Early chatter about ChannelEyes likened it to popular consumer social media tools such as Facebook, Linkedin or Twitter. You don’t have to go far to read about the viral growth of social as a communication vehicle and its steady movement into business.
Most vendors are experiencing alarming drops in email open rates, webinar attendance and portal usage. On the other side of the fence, Channel Partners are getting inundated from dozens of vendors that are spraying across 30 different vehicles. What is missing is engagement – a conversation – that is relevant and beneficial for both sides.
Recent social metrics speak for themselves:
- Average age of a Facebook user is now 38 (from 33 in 2008).
- On an average day almost a quarter of users are active by liking content, commenting on a status or photo, or creating their own content. Over half of all people engage weekly with their social network.
- Average number of connections is 229 (up from 150 in 2009). Friends are evenly distributed across different parts of life including school, co-workers, family, neighbors, hobbies and peer groups.
The growth of social media in business has been surprisingly strong. It is likely that you have spent some time polishing your Linkedin, allowing some colleagues to leak into your personal network on Facebook and perhaps even built a Twitter following. Mirroring some of the challenges of bringing consumer devices into the workplace, consumer social media presents another layer of complexity:
Knowing who you are dealing with – especially when it comes to sensitive business dealings – is absolutely critical. Trust is the core of business relationships, and having a layer of authentication will be required for engagement.
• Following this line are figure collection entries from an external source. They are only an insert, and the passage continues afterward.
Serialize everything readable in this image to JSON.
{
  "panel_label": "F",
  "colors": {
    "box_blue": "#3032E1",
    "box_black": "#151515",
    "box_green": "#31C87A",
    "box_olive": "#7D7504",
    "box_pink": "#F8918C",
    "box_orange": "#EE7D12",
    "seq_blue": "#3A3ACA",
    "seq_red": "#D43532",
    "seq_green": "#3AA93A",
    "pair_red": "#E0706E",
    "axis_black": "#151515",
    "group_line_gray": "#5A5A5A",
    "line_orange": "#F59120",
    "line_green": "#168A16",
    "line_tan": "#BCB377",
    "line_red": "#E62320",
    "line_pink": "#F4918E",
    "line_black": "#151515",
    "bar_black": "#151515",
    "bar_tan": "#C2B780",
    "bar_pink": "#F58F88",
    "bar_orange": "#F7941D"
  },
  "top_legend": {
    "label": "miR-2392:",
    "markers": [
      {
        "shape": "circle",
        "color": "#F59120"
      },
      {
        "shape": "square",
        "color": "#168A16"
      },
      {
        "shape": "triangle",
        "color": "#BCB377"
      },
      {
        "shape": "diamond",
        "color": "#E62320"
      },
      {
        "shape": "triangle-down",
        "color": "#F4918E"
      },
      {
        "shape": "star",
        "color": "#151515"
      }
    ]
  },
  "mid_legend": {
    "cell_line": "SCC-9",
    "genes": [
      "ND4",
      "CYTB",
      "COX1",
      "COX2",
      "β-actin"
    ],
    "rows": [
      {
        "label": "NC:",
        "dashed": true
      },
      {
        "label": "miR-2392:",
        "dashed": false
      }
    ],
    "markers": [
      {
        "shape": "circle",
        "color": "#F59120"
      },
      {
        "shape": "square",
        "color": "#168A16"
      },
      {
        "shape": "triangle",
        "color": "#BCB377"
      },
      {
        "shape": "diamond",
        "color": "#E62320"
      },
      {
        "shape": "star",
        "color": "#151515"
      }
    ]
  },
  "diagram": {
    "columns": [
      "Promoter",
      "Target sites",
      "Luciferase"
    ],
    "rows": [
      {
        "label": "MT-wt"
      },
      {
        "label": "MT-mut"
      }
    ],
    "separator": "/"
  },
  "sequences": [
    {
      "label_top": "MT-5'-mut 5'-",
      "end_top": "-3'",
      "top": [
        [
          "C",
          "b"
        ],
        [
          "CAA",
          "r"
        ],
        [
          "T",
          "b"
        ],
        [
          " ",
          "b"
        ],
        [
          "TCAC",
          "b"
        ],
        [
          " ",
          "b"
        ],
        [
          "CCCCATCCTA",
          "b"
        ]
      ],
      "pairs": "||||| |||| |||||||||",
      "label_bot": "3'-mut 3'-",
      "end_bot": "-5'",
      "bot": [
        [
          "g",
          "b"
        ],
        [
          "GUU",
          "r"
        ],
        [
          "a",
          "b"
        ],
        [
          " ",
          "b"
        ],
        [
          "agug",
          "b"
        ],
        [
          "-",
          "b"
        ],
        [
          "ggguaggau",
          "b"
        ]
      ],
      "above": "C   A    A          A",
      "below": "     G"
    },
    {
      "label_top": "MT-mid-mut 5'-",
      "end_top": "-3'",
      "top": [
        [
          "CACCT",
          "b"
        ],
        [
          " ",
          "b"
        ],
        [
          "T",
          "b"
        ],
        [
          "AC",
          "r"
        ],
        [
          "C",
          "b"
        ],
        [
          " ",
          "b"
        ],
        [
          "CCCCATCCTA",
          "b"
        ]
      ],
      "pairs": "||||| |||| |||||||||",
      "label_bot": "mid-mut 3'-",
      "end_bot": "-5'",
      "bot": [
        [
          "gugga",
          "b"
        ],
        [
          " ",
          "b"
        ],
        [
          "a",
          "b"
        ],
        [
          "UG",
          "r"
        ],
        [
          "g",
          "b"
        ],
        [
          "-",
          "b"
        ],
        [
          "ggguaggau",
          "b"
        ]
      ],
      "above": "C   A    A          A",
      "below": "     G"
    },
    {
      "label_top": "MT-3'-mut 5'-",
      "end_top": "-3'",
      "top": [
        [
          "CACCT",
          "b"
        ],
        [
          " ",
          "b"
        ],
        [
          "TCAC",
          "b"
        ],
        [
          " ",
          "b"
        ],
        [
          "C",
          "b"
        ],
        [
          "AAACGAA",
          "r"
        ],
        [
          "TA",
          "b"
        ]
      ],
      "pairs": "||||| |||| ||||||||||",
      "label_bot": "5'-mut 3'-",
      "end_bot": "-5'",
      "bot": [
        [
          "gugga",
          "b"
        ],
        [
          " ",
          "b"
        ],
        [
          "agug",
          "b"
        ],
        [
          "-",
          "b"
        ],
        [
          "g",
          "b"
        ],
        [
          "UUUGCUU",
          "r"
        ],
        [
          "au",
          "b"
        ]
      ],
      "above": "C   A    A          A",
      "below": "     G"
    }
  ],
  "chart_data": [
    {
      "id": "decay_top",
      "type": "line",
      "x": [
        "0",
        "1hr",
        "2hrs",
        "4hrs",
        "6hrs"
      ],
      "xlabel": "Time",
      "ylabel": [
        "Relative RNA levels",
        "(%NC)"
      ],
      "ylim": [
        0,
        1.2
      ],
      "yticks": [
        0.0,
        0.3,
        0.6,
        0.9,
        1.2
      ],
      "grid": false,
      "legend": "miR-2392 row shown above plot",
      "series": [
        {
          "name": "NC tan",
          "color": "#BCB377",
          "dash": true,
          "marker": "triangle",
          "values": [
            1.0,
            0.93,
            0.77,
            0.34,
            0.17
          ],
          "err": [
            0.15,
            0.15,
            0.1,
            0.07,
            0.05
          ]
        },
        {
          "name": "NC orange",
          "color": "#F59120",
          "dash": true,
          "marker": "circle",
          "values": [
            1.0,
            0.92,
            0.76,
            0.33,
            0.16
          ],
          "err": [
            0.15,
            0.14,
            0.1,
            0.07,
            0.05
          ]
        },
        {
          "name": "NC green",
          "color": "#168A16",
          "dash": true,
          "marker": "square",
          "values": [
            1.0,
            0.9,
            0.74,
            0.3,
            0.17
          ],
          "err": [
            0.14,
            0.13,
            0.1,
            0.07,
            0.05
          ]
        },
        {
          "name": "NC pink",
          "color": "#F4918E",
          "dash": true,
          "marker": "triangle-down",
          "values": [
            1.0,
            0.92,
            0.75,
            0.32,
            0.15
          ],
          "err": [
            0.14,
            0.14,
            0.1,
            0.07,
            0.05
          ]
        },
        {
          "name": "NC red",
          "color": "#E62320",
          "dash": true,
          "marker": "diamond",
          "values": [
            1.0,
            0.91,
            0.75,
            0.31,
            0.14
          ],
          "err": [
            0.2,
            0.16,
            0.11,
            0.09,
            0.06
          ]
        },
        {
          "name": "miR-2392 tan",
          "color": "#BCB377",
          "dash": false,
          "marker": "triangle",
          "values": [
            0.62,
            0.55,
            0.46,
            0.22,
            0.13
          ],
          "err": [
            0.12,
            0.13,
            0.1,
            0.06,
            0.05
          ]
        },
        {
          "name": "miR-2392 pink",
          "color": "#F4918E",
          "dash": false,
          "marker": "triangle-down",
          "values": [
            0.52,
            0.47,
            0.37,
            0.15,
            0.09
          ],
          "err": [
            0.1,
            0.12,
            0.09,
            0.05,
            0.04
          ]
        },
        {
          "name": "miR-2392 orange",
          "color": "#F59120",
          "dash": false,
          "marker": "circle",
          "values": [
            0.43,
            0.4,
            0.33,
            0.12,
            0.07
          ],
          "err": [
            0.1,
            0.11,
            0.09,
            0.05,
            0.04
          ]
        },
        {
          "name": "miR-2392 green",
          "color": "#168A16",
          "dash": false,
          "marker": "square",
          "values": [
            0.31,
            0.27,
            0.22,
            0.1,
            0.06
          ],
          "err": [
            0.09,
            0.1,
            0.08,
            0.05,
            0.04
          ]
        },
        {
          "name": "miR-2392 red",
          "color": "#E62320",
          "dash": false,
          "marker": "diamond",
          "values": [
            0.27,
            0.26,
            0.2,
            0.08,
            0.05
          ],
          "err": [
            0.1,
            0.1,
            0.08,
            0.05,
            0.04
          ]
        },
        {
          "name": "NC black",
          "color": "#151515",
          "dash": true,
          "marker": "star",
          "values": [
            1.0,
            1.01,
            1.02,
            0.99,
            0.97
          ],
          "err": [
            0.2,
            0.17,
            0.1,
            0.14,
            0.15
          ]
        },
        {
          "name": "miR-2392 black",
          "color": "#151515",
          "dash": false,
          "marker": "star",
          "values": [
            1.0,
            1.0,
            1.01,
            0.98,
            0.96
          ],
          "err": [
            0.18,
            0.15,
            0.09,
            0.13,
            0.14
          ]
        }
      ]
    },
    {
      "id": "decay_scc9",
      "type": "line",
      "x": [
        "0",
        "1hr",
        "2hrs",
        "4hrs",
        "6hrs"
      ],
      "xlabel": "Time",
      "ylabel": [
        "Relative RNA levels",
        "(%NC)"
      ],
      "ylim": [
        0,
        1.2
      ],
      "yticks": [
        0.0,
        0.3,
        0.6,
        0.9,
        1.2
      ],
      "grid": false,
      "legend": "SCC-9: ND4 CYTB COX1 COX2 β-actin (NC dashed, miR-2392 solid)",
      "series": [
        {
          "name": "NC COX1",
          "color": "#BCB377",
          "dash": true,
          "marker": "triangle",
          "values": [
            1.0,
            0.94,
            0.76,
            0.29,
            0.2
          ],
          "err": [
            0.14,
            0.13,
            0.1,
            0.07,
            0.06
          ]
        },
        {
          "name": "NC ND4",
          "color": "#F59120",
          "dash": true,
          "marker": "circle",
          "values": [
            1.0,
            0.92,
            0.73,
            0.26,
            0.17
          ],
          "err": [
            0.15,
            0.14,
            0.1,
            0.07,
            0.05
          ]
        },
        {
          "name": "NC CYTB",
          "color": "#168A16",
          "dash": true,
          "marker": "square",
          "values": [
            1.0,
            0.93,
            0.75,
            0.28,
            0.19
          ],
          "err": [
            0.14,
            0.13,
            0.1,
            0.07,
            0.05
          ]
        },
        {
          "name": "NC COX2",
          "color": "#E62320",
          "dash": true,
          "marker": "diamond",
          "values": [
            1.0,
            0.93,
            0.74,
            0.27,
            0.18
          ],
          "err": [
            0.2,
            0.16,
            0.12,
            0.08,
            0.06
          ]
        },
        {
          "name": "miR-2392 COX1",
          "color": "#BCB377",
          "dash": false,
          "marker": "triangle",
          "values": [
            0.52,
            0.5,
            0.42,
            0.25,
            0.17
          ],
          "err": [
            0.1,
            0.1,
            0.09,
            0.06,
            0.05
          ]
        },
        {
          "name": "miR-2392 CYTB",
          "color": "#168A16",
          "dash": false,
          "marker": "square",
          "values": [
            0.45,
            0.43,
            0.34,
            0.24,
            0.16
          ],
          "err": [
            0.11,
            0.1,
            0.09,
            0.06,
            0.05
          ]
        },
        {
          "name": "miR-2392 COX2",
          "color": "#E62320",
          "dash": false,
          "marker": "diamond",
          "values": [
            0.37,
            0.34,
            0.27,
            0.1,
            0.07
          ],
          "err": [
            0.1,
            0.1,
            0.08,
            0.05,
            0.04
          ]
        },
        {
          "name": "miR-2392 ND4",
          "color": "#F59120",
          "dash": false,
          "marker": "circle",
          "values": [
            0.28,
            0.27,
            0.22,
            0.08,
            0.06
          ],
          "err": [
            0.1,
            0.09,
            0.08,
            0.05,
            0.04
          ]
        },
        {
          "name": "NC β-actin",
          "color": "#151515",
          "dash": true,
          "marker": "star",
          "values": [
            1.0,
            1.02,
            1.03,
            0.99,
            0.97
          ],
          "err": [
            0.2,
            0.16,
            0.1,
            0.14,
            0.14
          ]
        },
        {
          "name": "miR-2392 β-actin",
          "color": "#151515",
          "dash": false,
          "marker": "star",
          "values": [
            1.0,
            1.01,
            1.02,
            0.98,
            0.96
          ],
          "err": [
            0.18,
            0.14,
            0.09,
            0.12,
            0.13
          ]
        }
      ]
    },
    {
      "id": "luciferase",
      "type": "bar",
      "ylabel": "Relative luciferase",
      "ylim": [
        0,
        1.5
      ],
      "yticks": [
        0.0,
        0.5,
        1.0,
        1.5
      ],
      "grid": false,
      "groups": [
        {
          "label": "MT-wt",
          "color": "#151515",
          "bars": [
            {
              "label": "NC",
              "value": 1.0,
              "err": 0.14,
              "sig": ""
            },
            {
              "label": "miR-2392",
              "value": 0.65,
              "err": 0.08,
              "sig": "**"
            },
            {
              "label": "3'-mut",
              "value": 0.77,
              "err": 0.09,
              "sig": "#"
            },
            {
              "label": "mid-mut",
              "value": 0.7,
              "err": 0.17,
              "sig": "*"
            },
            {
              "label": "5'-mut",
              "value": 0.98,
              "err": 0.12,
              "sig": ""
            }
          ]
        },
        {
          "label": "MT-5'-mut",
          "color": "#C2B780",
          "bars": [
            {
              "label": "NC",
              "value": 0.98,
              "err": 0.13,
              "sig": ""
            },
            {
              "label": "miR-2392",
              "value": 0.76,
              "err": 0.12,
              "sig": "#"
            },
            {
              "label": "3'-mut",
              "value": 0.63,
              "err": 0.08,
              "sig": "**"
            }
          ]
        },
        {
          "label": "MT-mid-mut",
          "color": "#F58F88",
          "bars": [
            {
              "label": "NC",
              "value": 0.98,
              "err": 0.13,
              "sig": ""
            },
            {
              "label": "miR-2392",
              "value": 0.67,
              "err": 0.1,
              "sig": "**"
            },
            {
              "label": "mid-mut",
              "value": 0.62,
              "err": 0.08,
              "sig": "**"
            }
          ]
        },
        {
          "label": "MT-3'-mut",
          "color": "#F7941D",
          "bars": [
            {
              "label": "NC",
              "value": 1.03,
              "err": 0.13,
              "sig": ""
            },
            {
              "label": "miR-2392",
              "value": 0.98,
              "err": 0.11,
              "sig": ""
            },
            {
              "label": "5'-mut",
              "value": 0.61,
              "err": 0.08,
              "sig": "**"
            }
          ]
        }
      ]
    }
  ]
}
Business social will allow you the ability to self-select and filter information, giving you as much or as little information that you require to be successful. This reduces the massive broadcasting and amplification that has become too apparent in today’s major social networks.
In the end, the value of anything that you add to your business will be defined by its ability to drive revenue or control costs. Properly applied, business social will work on both sides of the equation.
It is likely that social networking will continue to mature and replace traditional vehicles in usage and importance. It has the power to transform the way we communicate, build relationships and trust, learn and transact business. How would you work better in a conversation format?
Collaborating in bite sized chunks, effectively building a message or a story, and moving the ball forward in real-time will be hallmarks of this new medium. The conversations will use links and rich media and utilize the power of the crowd to solve issues.
In the end, it is hard to predict the impact of business social – it will never completely replace the written word, email, or other vehicles such as webinars or video. It will definitely not replace the benefit of human contact that trade shows, in person meetings and voice calls have. However, in a world that works around constant contact, it will be impossible to ignore.